- A well-established 35-year-old family-owned chemical distribution company (with approximately $12M annual revenues) had a successful business with a national footprint and was known for quality and service.
- Despite this success, the founder did not have a structured succession plan.
- As a result of his death, the transition from the founding generation to the second generation occurred and the business passed to the founder’s children, with his daughter stepping in to be the controlling shareholder and CEO.
- The daughter soon realized that the business was not well-positioned to move forward.
- Existing business systems, tools, and employee discipline required improvement, and the company had stagnated while the competitive environment had intensified.

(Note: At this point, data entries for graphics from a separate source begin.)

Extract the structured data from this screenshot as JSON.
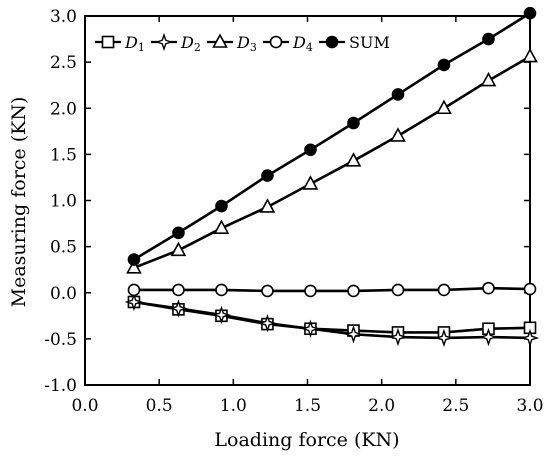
{
  "chart_data": {
    "type": "line",
    "xlabel": "Loading force (KN)",
    "ylabel": "Measuring force (KN)",
    "xlim": [
      0.0,
      3.0
    ],
    "ylim": [
      -1.0,
      3.0
    ],
    "xticks": [
      "0.0",
      "0.5",
      "1.0",
      "1.5",
      "2.0",
      "2.5",
      "3.0"
    ],
    "yticks": [
      "-1.0",
      "-0.5",
      "0.0",
      "0.5",
      "1.0",
      "1.5",
      "2.0",
      "2.5",
      "3.0"
    ],
    "grid": false,
    "legend_position": "top-left",
    "x": [
      0.33,
      0.63,
      0.92,
      1.23,
      1.52,
      1.81,
      2.11,
      2.42,
      2.72,
      3.0
    ],
    "series": [
      {
        "name": "D1",
        "name_main": "D",
        "name_sub": "1",
        "marker": "square-open",
        "values": [
          -0.1,
          -0.18,
          -0.25,
          -0.34,
          -0.39,
          -0.41,
          -0.43,
          -0.43,
          -0.39,
          -0.38
        ]
      },
      {
        "name": "D2",
        "name_main": "D",
        "name_sub": "2",
        "marker": "star-open",
        "values": [
          -0.1,
          -0.17,
          -0.24,
          -0.33,
          -0.39,
          -0.45,
          -0.48,
          -0.49,
          -0.48,
          -0.49
        ]
      },
      {
        "name": "D3",
        "name_main": "D",
        "name_sub": "3",
        "marker": "triangle-open",
        "values": [
          0.27,
          0.46,
          0.7,
          0.93,
          1.18,
          1.43,
          1.7,
          2.0,
          2.3,
          2.56
        ]
      },
      {
        "name": "D4",
        "name_main": "D",
        "name_sub": "4",
        "marker": "circle-open",
        "values": [
          0.03,
          0.03,
          0.03,
          0.02,
          0.02,
          0.02,
          0.03,
          0.03,
          0.05,
          0.04
        ]
      },
      {
        "name": "SUM",
        "name_main": "SUM",
        "name_sub": "",
        "marker": "circle-filled",
        "values": [
          0.36,
          0.65,
          0.94,
          1.27,
          1.55,
          1.84,
          2.15,
          2.47,
          2.75,
          3.03
        ]
      }
    ]
  }
}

- The Newport partner was retained to assess the business and assist the CEO and her leadership team to identify and articulate a vision for the future.
- Following a company assessment, action plans were crafted to achieve the CEO’s vision for the future.
- The Newport partner worked directly with the company’s leadership team to develop and implement the necessary commercial, financial and human capital plans. A management reporting structure was also put in place so the team knew the health of the business.
- The company applied the new plans to its operations and employees. In order to address long-standing liabilities, the Newport partner helped the CEO arrange a partial sale of the business to offset liabilities and provide liquidity for the future.
- The remaining assets and resources were utilized to serve a local customer. Ultimately, the remaining business was sold to a larger sector-focused business that was looking to expand into the local market.